Un an après l’ouverture de la première succursale de la Société québécoise du cannabis, la société d’État et le SCFP se sont entendus sur le choix d’un arbitre, qui aura pour mandat de déterminer les salaires des employés, a appris La Presse canadienne.

Ces employés touchent 14 $ l’heure à l’embauche, avec une augmentation de 25 ¢ l’heure après 1040 heures de travail, a précisé en entrevue jeudi Mathieu Dumont, coordonnateur du service de syndicalisation au Syndicat canadien de la fonction publique (SCFP).

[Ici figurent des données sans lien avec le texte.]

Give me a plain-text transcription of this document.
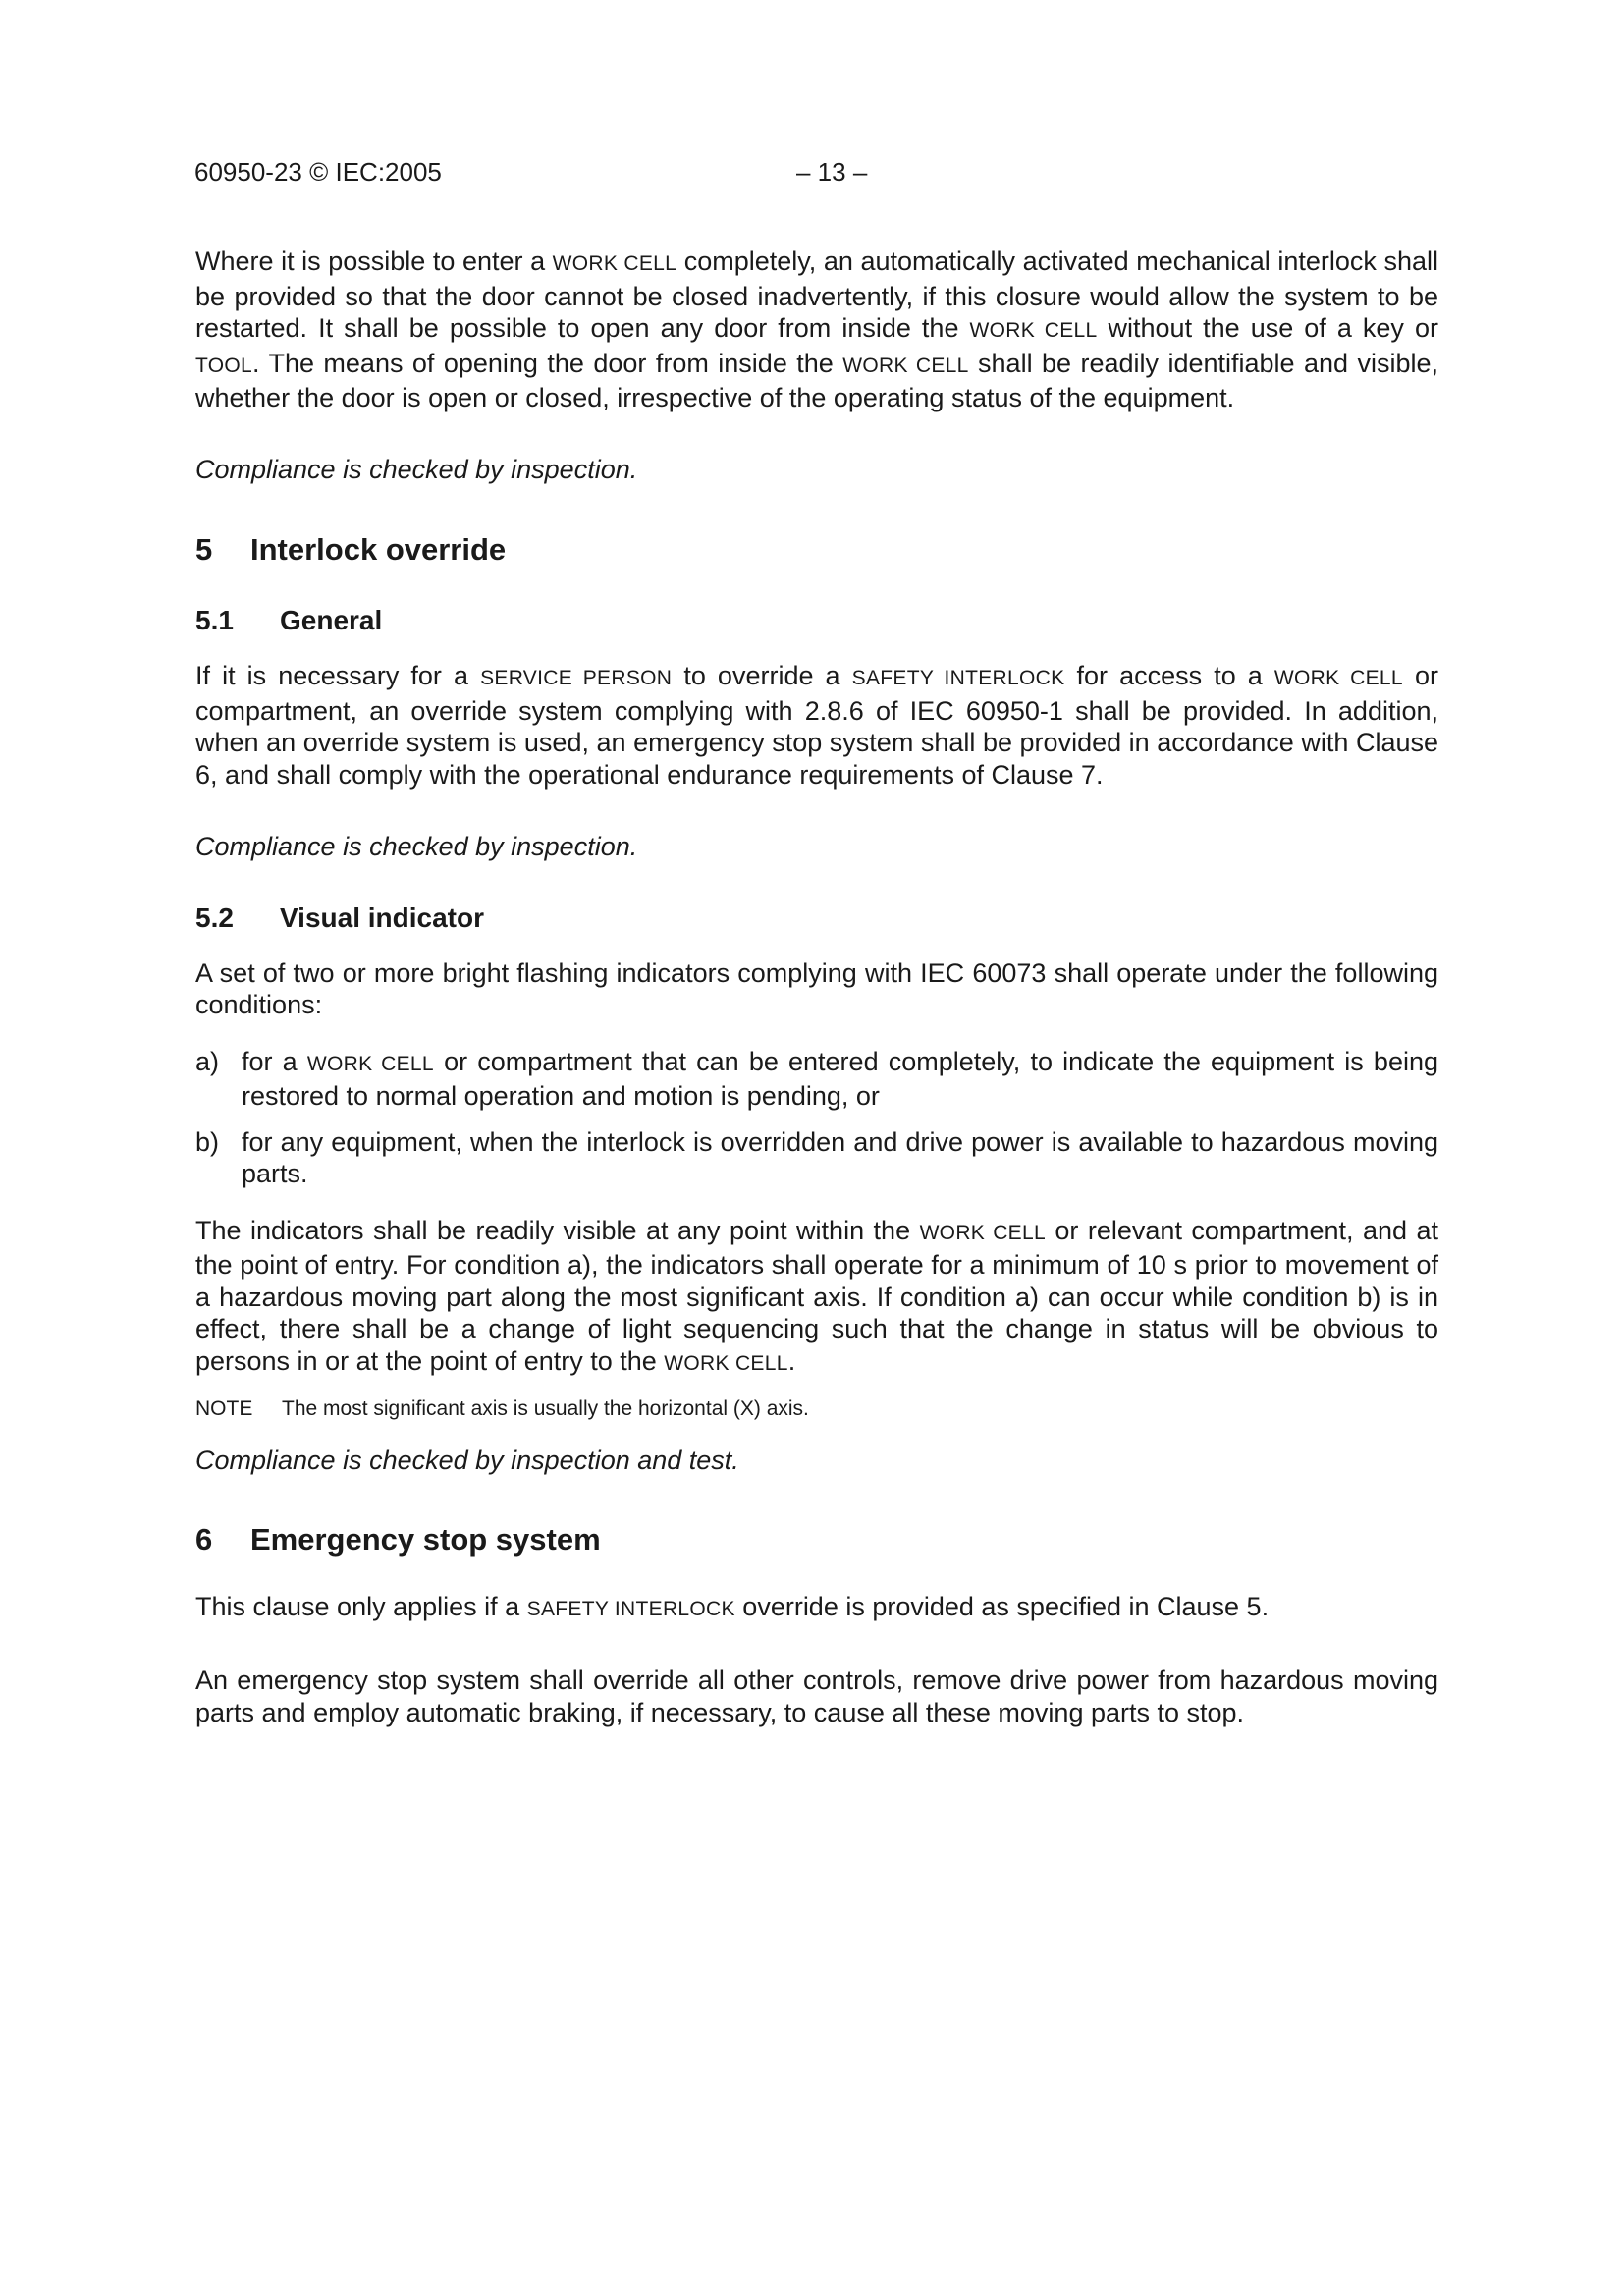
60950-23 © IEC:2005	– 13 –

Where it is possible to enter a WORK CELL completely, an automatically activated mechanical interlock shall be provided so that the door cannot be closed inadvertently, if this closure would allow the system to be restarted. It shall be possible to open any door from inside the WORK CELL without the use of a key or TOOL. The means of opening the door from inside the WORK CELL shall be readily identifiable and visible, whether the door is open or closed, irrespective of the operating status of the equipment.

Compliance is checked by inspection.

5	Interlock override
5.1	General

If it is necessary for a SERVICE PERSON to override a SAFETY INTERLOCK for access to a WORK CELL or compartment, an override system complying with 2.8.6 of IEC 60950-1 shall be provided. In addition, when an override system is used, an emergency stop system shall be provided in accordance with Clause 6, and shall comply with the operational endurance requirements of Clause 7.

Compliance is checked by inspection.

5.2	Visual indicator

A set of two or more bright flashing indicators complying with IEC 60073 shall operate under the following conditions:

a) for a WORK CELL or compartment that can be entered completely, to indicate the equipment is being restored to normal operation and motion is pending, or
b) for any equipment, when the interlock is overridden and drive power is available to hazardous moving parts.

The indicators shall be readily visible at any point within the WORK CELL or relevant compartment, and at the point of entry. For condition a), the indicators shall operate for a minimum of 10 s prior to movement of a hazardous moving part along the most significant axis. If condition a) can occur while condition b) is in effect, there shall be a change of light sequencing such that the change in status will be obvious to persons in or at the point of entry to the WORK CELL.

NOTE	The most significant axis is usually the horizontal (X) axis.

Compliance is checked by inspection and test.

6	Emergency stop system

This clause only applies if a SAFETY INTERLOCK override is provided as specified in Clause 5.

An emergency stop system shall override all other controls, remove drive power from hazardous moving parts and employ automatic braking, if necessary, to cause all these moving parts to stop.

Le SCFP, qui est affilié à la FTQ, a déposé des requêtes en accréditation syndicale et représente les employés de 18 succursales de la SQDC au Québec. Il affirme qu’environ 8o % de la convention collective est déjà réglée et qu’il reste essentiellement la question salariale à trancher.

La première année […] représente une année difficile en termes de conditions de travail ; c’est une année de pauvreté à 14 $ l’heure […]

 

La direction de la SQDC, quant à elle, a confirmé que les deux parties s’étaient entendues sur le choix de l’arbitre et que celui-ci trancherait la question des salaires.

« On demande au ministère de nommer un arbitre, conjointement, qui est capable d’entendre le dossier directement au mois de novembre. Ce n’est pas une convention collective au complet qui est à trancher ; c’est vraiment la question salariale sur laquelle il reste des désaccords. On a bon espoir qu’il puisse l’entendre en novembre et peut-être même prendre une décision pour Noël cette année », a lancé M. Dumont.

À qui les comparer ?

Le débat qui devra être tranché est celui du point de comparaison pour ces salariés : doivent-ils être comparés aux employés du commerce de détail dans le secteur privé ou à ceux d’autres sociétés d’État à vocation commerciale, comme la Société des alcools ?

« Ce n’est pas parce qu’on est une société d’État que soudainement il faudrait que les salaires soient disproportionnels avec notre marché », a lancé Jean-François Bergeron, président-directeur général de la SQDC.

Dans le commerce de détail, les salaires vont de 12,50 $ l’heure à 16 $ l’heure, alors qu’à la Société des alcools, ils sont présentement de 20,46 $ à 26,46 $ au huitième et dernier échelon pour un caissier-vendeur.

Jeudi, les employés de la SQDC représentés par le SCFP portaient un polo aux couleurs de leur syndicat avec un macaron, pour marquer leur désaccord avec l’employeur sur la question salariale.

« La première année, pour nous, représente une année difficile en termes de conditions de travail ; c’est une année de pauvreté à 14 $ l’heure, pour la plupart », a déploré quant à lui David Clément, président de la section locale 5454 du SCFP, lui-même employé de la SQDC à Gatineau.

Il affirme que certains employés quittent déjà la SQDC à cause des conditions salariales, « non pas parce qu’ils n’aiment pas le travail, non pas parce qu’ils ne se sentent pas utiles en succursale, mais bien parce qu’à 14 $ l’heure, même si on est à temps plein, on reste sous le seuil de la pauvreté. Et il y a d’autres options plus intéressantes pour la survie financière », a commenté M. Clément.

En plus du SCFP, le Syndicat des employés de magasins et de bureaux de la Société des alcools, rattaché à la CSN, représente les employés de quatre autres succursales de la Société québécoise du cannabis.